The first step after logging into a Snowflake account is to create a virtual warehouse. You can create two warehouses, the first for ETL (The process of extracting data from source systems and bringing it into the data warehouse is commonly called ETL, which stands for extraction, transformation, and loading. Note that ETL refers to a broad process, and not three well-defined steps) and the second for queries.
How easy is Snowflake?
In contrast to traditional database systems Snowflake requires zero management from the end user. There are no knobs to turn, indexes to tune, partitions to build – Snowflake handles all of this for you automatically. This allows users to simply load their data and run queries.
Snowflake has an impressive dynamic caching system: All query results are stored for 24 hours (90 days for enterprise customers) or until the underlying data changes. If a new query matches an entry in the results cache, then the matching result is returned immediately without using compute.

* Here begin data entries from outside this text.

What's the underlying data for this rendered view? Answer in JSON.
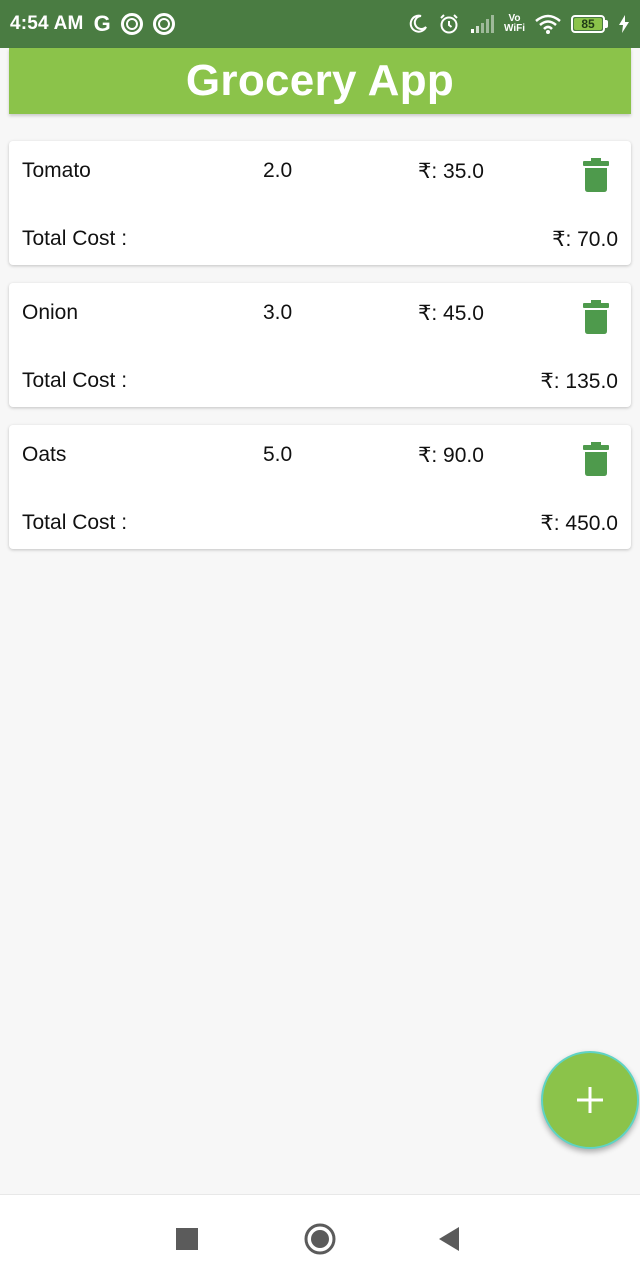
{
  "status_bar": {
    "time": "4:54 AM",
    "g_label": "G",
    "vowifi_top": "Vo",
    "vowifi_bottom": "WiFi",
    "battery": "85"
  },
  "app_bar": {
    "title": "Grocery App"
  },
  "items": [
    {
      "name": "Tomato",
      "quantity": "2.0",
      "price": "₹: 35.0",
      "total_label": "Total Cost :",
      "total": "₹: 70.0"
    },
    {
      "name": "Onion",
      "quantity": "3.0",
      "price": "₹: 45.0",
      "total_label": "Total Cost :",
      "total": "₹: 135.0"
    },
    {
      "name": "Oats",
      "quantity": "5.0",
      "price": "₹: 90.0",
      "total_label": "Total Cost :",
      "total": "₹: 450.0"
    }
  ],
  "colors": {
    "status_bar": "#4a7c42",
    "app_bar": "#8bc34a",
    "delete_icon": "#4e9a4c",
    "fab": "#8bc34a"
  },
  "icons": {
    "delete": "trash-icon",
    "fab": "plus-icon",
    "nav_recents": "square-icon",
    "nav_home": "circle-icon",
    "nav_back": "triangle-back-icon"
  }
}
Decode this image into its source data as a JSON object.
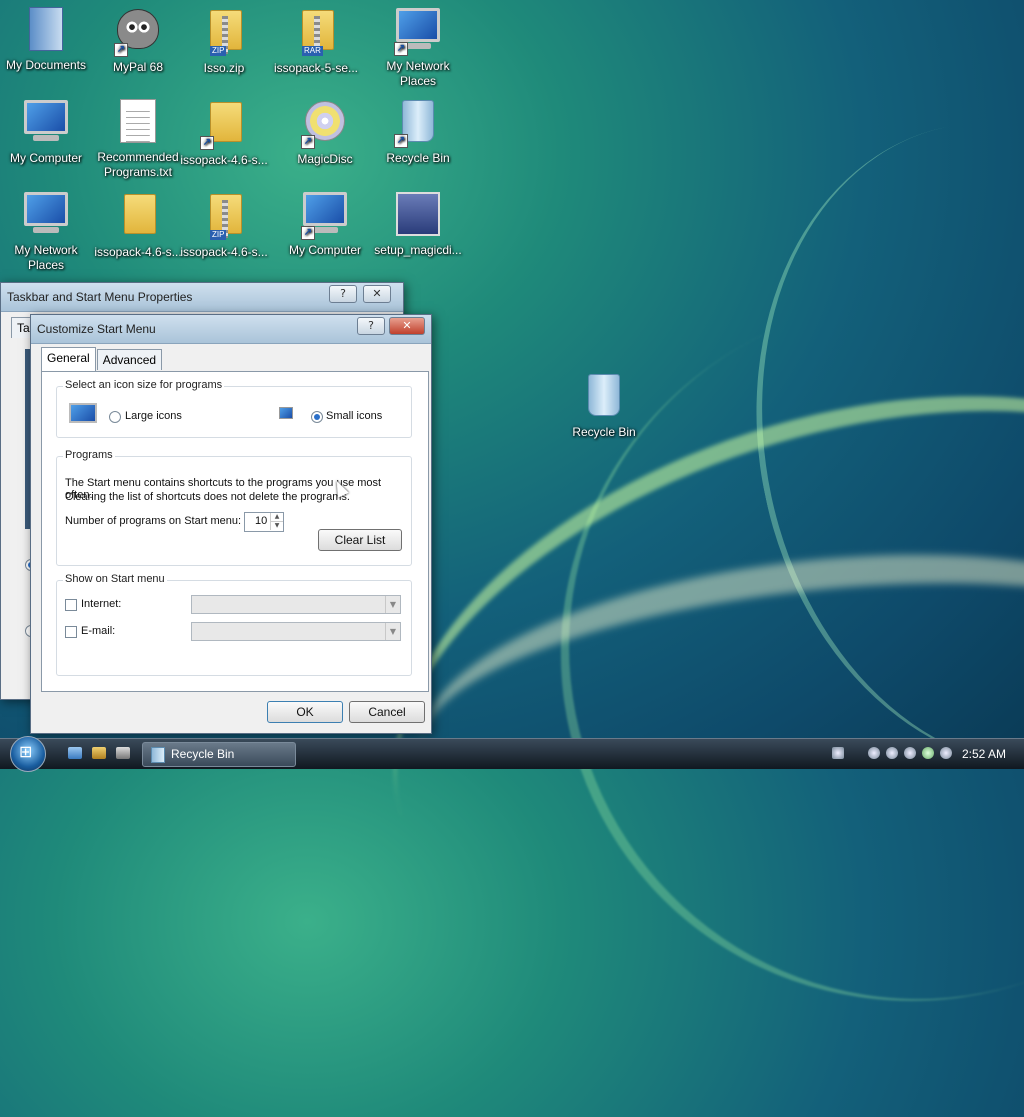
{
  "desktop": {
    "icons": [
      {
        "label": "My Documents"
      },
      {
        "label": "MyPal 68"
      },
      {
        "label": "Isso.zip"
      },
      {
        "label": "issopack-5-se..."
      },
      {
        "label": "My Network Places"
      },
      {
        "label": "My Computer"
      },
      {
        "label": "Recommended Programs.txt"
      },
      {
        "label": "issopack-4.6-s..."
      },
      {
        "label": "MagicDisc"
      },
      {
        "label": "Recycle Bin"
      },
      {
        "label": "My Network Places"
      },
      {
        "label": "issopack-4.6-s..."
      },
      {
        "label": "issopack-4.6-s..."
      },
      {
        "label": "My Computer"
      },
      {
        "label": "setup_magicdi..."
      },
      {
        "label": "Recycle Bin"
      }
    ],
    "zip_tag": "ZIP",
    "rar_tag": "RAR"
  },
  "back_window": {
    "title": "Taskbar and Start Menu Properties",
    "help": "?",
    "close": "✕",
    "tab_fragment": "Ta"
  },
  "dialog": {
    "title": "Customize Start Menu",
    "help": "?",
    "close": "✕",
    "tabs": [
      {
        "label": "General"
      },
      {
        "label": "Advanced"
      }
    ],
    "icon_size": {
      "heading": "Select an icon size for programs",
      "large": "Large icons",
      "small": "Small icons",
      "selected": "small"
    },
    "programs": {
      "heading": "Programs",
      "description_line1": "The Start menu contains shortcuts to the programs you use most often.",
      "description_line2": "Clearing the list of shortcuts does not delete the programs.",
      "count_label": "Number of programs on Start menu:",
      "count_value": "10",
      "clear_button": "Clear List"
    },
    "show": {
      "heading": "Show on Start menu",
      "internet": "Internet:",
      "email": "E-mail:"
    },
    "ok": "OK",
    "cancel": "Cancel"
  },
  "taskbar": {
    "task_label": "Recycle Bin",
    "clock": "2:52 AM"
  },
  "colors": {
    "accent": "#2a6fc9",
    "close_red": "#c0402c",
    "folder": "#e2b53c"
  }
}
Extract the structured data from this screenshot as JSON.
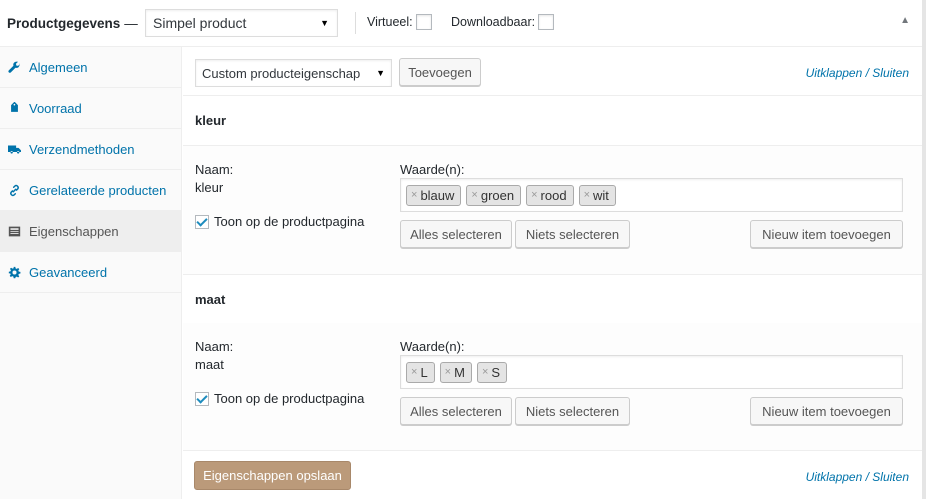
{
  "header": {
    "title": "Productgegevens",
    "dash": "—",
    "product_type": "Simpel product",
    "virtual_label": "Virtueel:",
    "downloadable_label": "Downloadbaar:"
  },
  "sidebar": {
    "items": [
      {
        "label": "Algemeen",
        "icon": "wrench-icon"
      },
      {
        "label": "Voorraad",
        "icon": "tag-icon"
      },
      {
        "label": "Verzendmethoden",
        "icon": "truck-icon"
      },
      {
        "label": "Gerelateerde producten",
        "icon": "link-icon"
      },
      {
        "label": "Eigenschappen",
        "icon": "list-icon"
      },
      {
        "label": "Geavanceerd",
        "icon": "gear-icon"
      }
    ],
    "active_index": 4
  },
  "toolbar": {
    "attribute_select": "Custom producteigenschap",
    "add_label": "Toevoegen",
    "expand_label": "Uitklappen",
    "separator": "/",
    "collapse_label": "Sluiten"
  },
  "attributes": [
    {
      "title": "kleur",
      "name_label": "Naam:",
      "name_value": "kleur",
      "values_label": "Waarde(n):",
      "values": [
        "blauw",
        "groen",
        "rood",
        "wit"
      ],
      "visible_label": "Toon op de productpagina",
      "select_all_label": "Alles selecteren",
      "select_none_label": "Niets selecteren",
      "add_new_label": "Nieuw item toevoegen"
    },
    {
      "title": "maat",
      "name_label": "Naam:",
      "name_value": "maat",
      "values_label": "Waarde(n):",
      "values": [
        "L",
        "M",
        "S"
      ],
      "visible_label": "Toon op de productpagina",
      "select_all_label": "Alles selecteren",
      "select_none_label": "Niets selecteren",
      "add_new_label": "Nieuw item toevoegen"
    }
  ],
  "footer": {
    "save_label": "Eigenschappen opslaan",
    "expand_label": "Uitklappen",
    "separator": "/",
    "collapse_label": "Sluiten"
  },
  "colors": {
    "link": "#0073aa",
    "primary_button": "#bb9a7a"
  }
}
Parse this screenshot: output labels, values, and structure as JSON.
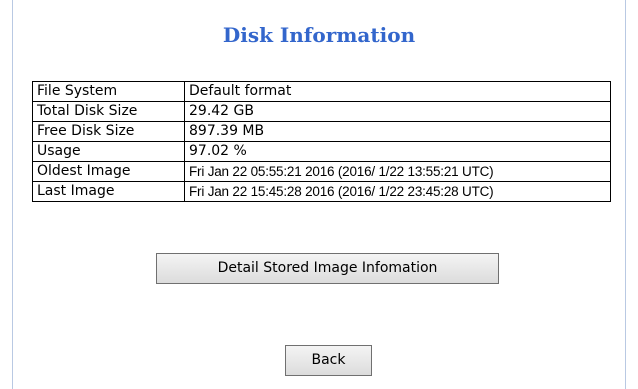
{
  "page": {
    "title": "Disk Information"
  },
  "disk_info": {
    "rows": [
      {
        "label": "File System",
        "value": "Default format"
      },
      {
        "label": "Total Disk Size",
        "value": " 29.42 GB"
      },
      {
        "label": "Free Disk Size",
        "value": " 897.39 MB"
      },
      {
        "label": "Usage",
        "value": " 97.02 %"
      },
      {
        "label": "Oldest Image",
        "value": "Fri Jan 22 05:55:21 2016 (2016/ 1/22 13:55:21 UTC)"
      },
      {
        "label": "Last Image",
        "value": "Fri Jan 22 15:45:28 2016 (2016/ 1/22 23:45:28 UTC)"
      }
    ]
  },
  "buttons": {
    "detail_label": "Detail Stored Image Infomation",
    "back_label": "Back"
  },
  "colors": {
    "title": "#3366cc",
    "frame_border": "#b9c9e3"
  }
}
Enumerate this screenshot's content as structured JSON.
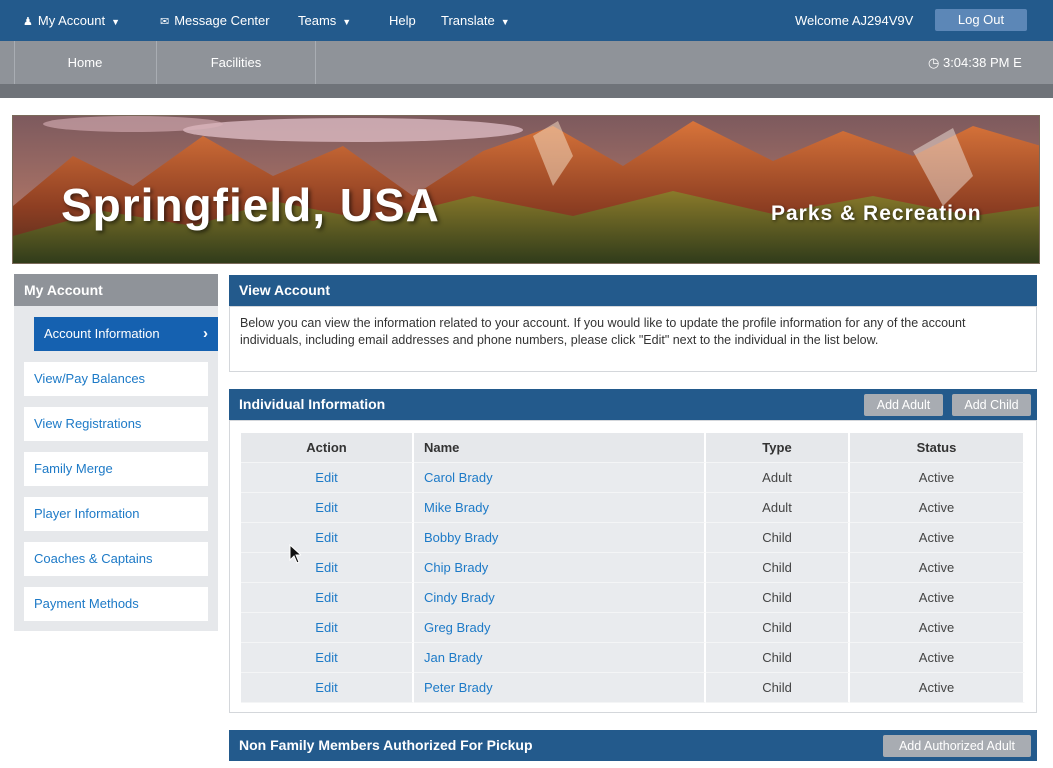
{
  "topnav": {
    "my_account": "My Account",
    "message_center": "Message Center",
    "teams": "Teams",
    "help": "Help",
    "translate": "Translate",
    "welcome": "Welcome AJ294V9V",
    "logout": "Log Out"
  },
  "subnav": {
    "tabs": [
      "Home",
      "Facilities"
    ],
    "time": "3:04:38 PM E"
  },
  "banner": {
    "city": "Springfield, USA",
    "department": "Parks & Recreation"
  },
  "sidebar": {
    "title": "My Account",
    "items": [
      {
        "label": "Account Information"
      },
      {
        "label": "View/Pay Balances"
      },
      {
        "label": "View Registrations"
      },
      {
        "label": "Family Merge"
      },
      {
        "label": "Player Information"
      },
      {
        "label": "Coaches & Captains"
      },
      {
        "label": "Payment Methods"
      }
    ]
  },
  "view_account": {
    "title": "View Account",
    "description": "Below you can view the information related to your account. If you would like to update the profile information for any of the account individuals, including email addresses and phone numbers, please click \"Edit\" next to the individual in the list below."
  },
  "individual_info": {
    "title": "Individual Information",
    "add_adult": "Add Adult",
    "add_child": "Add Child",
    "columns": {
      "action": "Action",
      "name": "Name",
      "type": "Type",
      "status": "Status"
    },
    "rows": [
      {
        "action": "Edit",
        "name": "Carol Brady",
        "type": "Adult",
        "status": "Active"
      },
      {
        "action": "Edit",
        "name": "Mike Brady",
        "type": "Adult",
        "status": "Active"
      },
      {
        "action": "Edit",
        "name": "Bobby Brady",
        "type": "Child",
        "status": "Active"
      },
      {
        "action": "Edit",
        "name": "Chip Brady",
        "type": "Child",
        "status": "Active"
      },
      {
        "action": "Edit",
        "name": "Cindy Brady",
        "type": "Child",
        "status": "Active"
      },
      {
        "action": "Edit",
        "name": "Greg Brady",
        "type": "Child",
        "status": "Active"
      },
      {
        "action": "Edit",
        "name": "Jan Brady",
        "type": "Child",
        "status": "Active"
      },
      {
        "action": "Edit",
        "name": "Peter Brady",
        "type": "Child",
        "status": "Active"
      }
    ]
  },
  "pickup": {
    "title": "Non Family Members Authorized For Pickup",
    "add_authorized_adult": "Add Authorized Adult"
  },
  "colors": {
    "nav_blue": "#235a8c",
    "link_blue": "#1d7ac7",
    "active_blue": "#1561b0",
    "gray_bar": "#8f9399"
  }
}
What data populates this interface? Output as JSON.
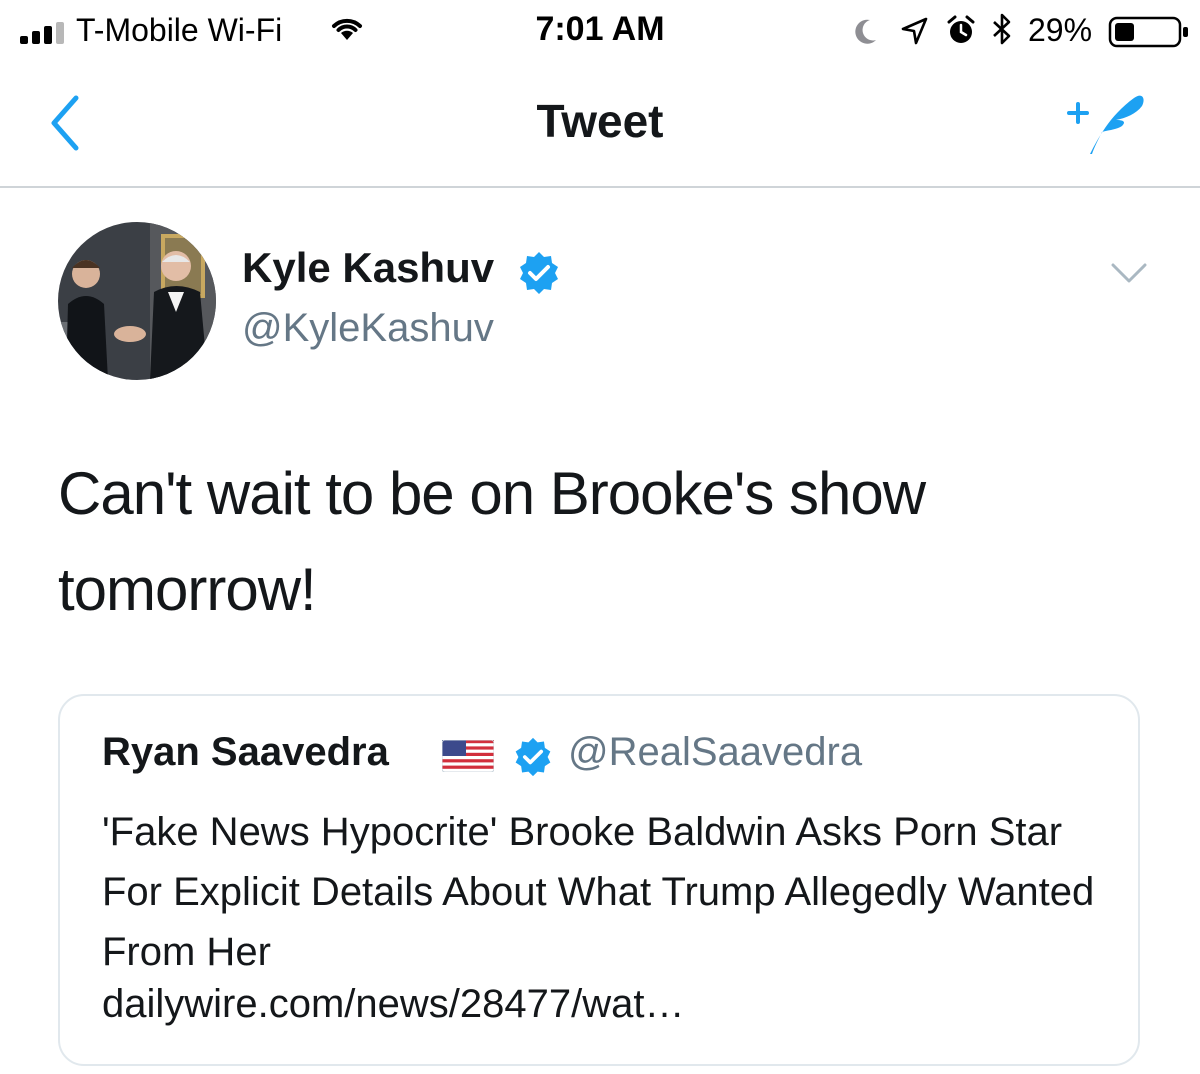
{
  "status_bar": {
    "carrier": "T-Mobile Wi-Fi",
    "time": "7:01 AM",
    "battery": "29%",
    "icons": [
      "signal-icon",
      "wifi-icon",
      "moon-icon",
      "location-icon",
      "alarm-icon",
      "bluetooth-icon",
      "battery-icon"
    ]
  },
  "nav": {
    "title": "Tweet",
    "back_icon": "chevron-left-icon",
    "compose_icon": "compose-tweet-icon"
  },
  "tweet": {
    "author_name": "Kyle Kashuv",
    "author_handle": "@KyleKashuv",
    "text": "Can't wait to be on Brooke's show tomorrow!",
    "avatar_icon": "avatar"
  },
  "quoted_tweet": {
    "author_name": "Ryan Saavedra",
    "author_handle": "@RealSaavedra",
    "text": "'Fake News Hypocrite' Brooke Baldwin Asks Porn Star For Explicit Details About What Trump Allegedly Wanted From Her",
    "link": "dailywire.com/news/28477/wat…"
  },
  "colors": {
    "accent": "#1da1f2",
    "handle_gray": "#657786",
    "text_dark": "#14171a",
    "border": "#e1e8ed"
  }
}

Snowflake can easily hold all your data or you can say data of any flavour you like. All the different types of data that your business generates can be stored in one instantly accessible place.
Scalability at its peak
For all users and applications, snowflake is available at any scale. Snowflake brilliantly separates storage, compute and metadata management, trillions of rows can be sliced up with ease by concurrent users. Storage, compute and metadata service can be scaled up and down independently and immediately and as necessary.
Snowflake Pricing
Snowflake’s pricing is simple: you only pay for what you use. Snowflake is fully elastic, gone are the days of worrying about shifting data in and out of cold storage. Data is stored at a price that is comparable to cloud storage systems like AWS S3. You can store petabytes of data, pay for just the compressed volume of that data and then pay for the compute portion of the system when you need it. If you don’t need the data for a week, you only pay for the storage.